El hijo se había soñado alas bajo la experta dirección de su padre y maestro. Durante muchos años las había creado, pluma por pluma, músculo por músculo y huesecillo por huesecillo en largas horas de trabajo, de sueño, hasta que tomaron forma. Las había dejado crecer de sus omóplatos en la posición correcta (era especialmente difícil percibir con toda exactitud la propia espalda en sueños), y había aprendido poco a poco a moverlas adecuadamente. Había sido una dura prueba para su paciencia seguir practicando, hasta que tras interminables y vanos intentos fue por primera vez capaz de elevarse al aire por unos instantes. Pero luego cobró confianza en su obra, gracias a la benevolencia y severidad inquebrantables con que le guiaba su padre. Con el tiempo se había acostumbrado por completo a sus alas, las sentía como parte de su cuerpo, tanto que experimentaba en ellas dolor o bienestar. Al final había tenido que borrar de su memoria los años en que había estado sin ellas. Ahora era como si hubiese nacido con alas, como con sus ojos o manos. Estaba preparado.

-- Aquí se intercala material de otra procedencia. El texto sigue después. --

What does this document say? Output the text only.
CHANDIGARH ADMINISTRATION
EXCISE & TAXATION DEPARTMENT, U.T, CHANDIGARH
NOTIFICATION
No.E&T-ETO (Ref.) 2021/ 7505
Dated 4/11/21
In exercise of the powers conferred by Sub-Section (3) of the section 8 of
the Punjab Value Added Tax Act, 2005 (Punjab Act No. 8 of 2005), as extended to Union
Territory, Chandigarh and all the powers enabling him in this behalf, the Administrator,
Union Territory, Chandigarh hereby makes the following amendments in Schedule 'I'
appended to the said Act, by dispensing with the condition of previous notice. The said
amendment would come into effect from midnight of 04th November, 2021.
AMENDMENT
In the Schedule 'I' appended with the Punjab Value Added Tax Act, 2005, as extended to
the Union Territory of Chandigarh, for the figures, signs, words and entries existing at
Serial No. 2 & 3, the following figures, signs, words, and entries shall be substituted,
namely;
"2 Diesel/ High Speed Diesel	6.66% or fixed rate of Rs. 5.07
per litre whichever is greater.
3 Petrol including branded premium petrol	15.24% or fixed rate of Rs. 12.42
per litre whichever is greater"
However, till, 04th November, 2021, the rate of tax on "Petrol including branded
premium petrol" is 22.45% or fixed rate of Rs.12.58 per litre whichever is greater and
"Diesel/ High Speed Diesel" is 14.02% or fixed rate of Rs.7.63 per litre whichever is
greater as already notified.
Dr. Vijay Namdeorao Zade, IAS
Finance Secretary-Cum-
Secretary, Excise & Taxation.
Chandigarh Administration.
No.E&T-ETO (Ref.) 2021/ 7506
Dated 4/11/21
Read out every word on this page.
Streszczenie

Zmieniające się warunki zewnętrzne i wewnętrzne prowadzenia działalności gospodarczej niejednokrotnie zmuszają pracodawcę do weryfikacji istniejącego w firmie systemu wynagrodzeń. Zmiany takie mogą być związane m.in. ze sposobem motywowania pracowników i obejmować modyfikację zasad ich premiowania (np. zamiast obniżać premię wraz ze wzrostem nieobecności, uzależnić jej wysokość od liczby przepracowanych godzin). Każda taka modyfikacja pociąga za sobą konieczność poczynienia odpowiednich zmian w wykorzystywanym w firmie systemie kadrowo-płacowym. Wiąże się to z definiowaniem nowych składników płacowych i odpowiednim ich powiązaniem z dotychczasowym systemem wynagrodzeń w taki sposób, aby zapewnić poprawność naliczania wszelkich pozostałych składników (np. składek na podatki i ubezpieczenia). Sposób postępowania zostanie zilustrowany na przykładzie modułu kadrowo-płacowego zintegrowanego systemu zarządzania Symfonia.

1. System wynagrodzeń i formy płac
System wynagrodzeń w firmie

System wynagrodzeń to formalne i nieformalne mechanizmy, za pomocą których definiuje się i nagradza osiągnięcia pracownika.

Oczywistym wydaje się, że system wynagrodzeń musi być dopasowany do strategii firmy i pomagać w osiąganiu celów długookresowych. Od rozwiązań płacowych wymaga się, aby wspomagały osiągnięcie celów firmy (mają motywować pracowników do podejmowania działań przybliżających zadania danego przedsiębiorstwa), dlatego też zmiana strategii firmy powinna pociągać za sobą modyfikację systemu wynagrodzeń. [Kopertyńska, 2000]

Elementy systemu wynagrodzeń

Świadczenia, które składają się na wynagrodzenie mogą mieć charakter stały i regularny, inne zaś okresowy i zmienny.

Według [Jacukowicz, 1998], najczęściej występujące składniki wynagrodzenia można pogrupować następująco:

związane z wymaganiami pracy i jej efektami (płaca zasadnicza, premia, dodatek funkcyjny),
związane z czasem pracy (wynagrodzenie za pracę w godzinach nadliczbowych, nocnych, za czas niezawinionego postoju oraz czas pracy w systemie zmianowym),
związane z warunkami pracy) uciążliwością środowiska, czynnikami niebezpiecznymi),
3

No estaba en absoluto prohibido abandonar la ciudad-laberinto. Al contrario, quien lo lograba era mirado como un héroe, un bienaventurado y su leyenda era contada durante mucho tiempo. Pero eso sólo les estaba reservado a los dichosos. Las leyes a que estaban sometidos todos los habitantes del laberinto eran paradójicas, pero inmutables. Una de las más importantes decía: sólo quien abandona el laberinto puede ser dichoso, pero sólo quien es dichoso puede escapar de él.
Pero los dichosos eran raros en los milenios.
El que estaba dispuesto a intentarlo, tenía que someterse antes a una prueba. Si no la superaba, no era castigado él, sino su maestro, y el castigo era duro y cruel.
El rostro de su padre había estado muy serio cuando le dijo: “Esta clase de alas únicamente sostiene al que es ligero. Pero sólo hace ligero la felicidad.” Después había escudriñado largamente a su hijo y preguntado por fin:
–¿Eres feliz?
–Sí, padre, soy feliz –había sido su respuesta.